Burung itu tiba-tiba melompat dua langkah ke samping, mengepakkan sayapnya dengan marah: “Tapi itu tidak lucu bagiku!”
Lalu dia mulai mengoceh tanpa henti, “Bajingan itu marah besar dan mengambil Tombak Ular Iblis untuk mengorbankan Tetua Tang ke tiang pancang! Aku akan melakukan karate chop dengan tendangan naga berputar! Akan ada darah di kepalanya! LAYAR PENUH DI DEPAN!!!”
Seluruh tubuh Duncan tercengang: “…”
Dia tidak mengerti sepatah kata pun yang diucapkan burung itu setelah Nina pergi dari sana. Tapi dia tidak bisa menyalahkan Ai karena meledak seperti ini.
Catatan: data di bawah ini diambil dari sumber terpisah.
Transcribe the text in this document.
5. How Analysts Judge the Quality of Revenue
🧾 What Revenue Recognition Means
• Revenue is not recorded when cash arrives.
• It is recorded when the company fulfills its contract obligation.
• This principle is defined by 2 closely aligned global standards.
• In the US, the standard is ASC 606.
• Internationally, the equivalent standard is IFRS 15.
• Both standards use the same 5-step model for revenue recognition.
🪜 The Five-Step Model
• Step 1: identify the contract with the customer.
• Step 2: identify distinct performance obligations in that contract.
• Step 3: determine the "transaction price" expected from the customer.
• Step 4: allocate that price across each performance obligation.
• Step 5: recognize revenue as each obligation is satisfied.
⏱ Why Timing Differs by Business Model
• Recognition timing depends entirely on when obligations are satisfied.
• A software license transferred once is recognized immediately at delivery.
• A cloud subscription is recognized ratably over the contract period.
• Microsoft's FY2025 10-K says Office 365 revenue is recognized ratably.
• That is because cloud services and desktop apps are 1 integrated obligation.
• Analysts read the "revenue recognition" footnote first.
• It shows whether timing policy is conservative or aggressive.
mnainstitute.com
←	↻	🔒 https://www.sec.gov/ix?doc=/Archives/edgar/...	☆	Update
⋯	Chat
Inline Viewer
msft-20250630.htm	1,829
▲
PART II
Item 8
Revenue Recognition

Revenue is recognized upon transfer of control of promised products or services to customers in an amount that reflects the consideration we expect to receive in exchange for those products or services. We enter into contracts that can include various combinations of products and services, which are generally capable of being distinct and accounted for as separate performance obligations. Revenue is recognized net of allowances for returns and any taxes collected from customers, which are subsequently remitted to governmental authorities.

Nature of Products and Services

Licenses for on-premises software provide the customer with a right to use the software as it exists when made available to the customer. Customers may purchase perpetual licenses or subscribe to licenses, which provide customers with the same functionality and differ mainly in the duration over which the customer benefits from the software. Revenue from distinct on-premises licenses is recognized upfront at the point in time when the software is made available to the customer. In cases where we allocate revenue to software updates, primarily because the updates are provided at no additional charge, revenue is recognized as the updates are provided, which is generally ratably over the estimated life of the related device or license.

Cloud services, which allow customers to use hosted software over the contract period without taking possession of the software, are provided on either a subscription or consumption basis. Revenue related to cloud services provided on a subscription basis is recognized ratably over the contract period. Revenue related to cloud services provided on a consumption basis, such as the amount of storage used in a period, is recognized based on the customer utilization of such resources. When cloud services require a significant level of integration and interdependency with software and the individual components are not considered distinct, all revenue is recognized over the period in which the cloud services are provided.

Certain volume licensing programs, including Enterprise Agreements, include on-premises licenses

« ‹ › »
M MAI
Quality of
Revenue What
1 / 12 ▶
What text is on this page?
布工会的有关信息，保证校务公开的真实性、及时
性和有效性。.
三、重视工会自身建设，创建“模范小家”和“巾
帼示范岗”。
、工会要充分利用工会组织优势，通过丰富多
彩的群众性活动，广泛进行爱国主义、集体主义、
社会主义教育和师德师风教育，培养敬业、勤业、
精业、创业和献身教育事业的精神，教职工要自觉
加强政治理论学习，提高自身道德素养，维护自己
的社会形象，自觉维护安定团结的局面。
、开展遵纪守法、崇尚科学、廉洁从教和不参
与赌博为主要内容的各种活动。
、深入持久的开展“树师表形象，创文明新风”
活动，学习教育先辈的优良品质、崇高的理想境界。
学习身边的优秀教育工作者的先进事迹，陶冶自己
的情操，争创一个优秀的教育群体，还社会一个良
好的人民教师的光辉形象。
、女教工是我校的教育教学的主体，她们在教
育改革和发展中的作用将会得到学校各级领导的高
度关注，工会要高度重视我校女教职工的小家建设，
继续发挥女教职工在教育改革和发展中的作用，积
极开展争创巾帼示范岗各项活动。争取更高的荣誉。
Ai pasti kacau di dalam hatinya karena menahan keinginannya untuk bicara.
Lalu sebelum merpati itu sempat menggonggong lagi, suara Nina tiba-tiba terdengar dari lantai pertama. Kali ini, suara wanita muda itu terdengar sedikit gugup: “Paman Duncan! A-Ada dua polisi di sini untuk menemui Kamu…”
Polisi? Dua dari mereka datang menemuiku sepagi ini?
Kali ini giliran Duncan yang tertegun. Segera memerintahkan burung itu untuk tetap di tempatnya dan tak terlihat, ia bergegas turun ke bawah. Di sana, ia melihat Nina sedang mengamatinya dengan gugup. Dua polisi berdiri di ambang pintu.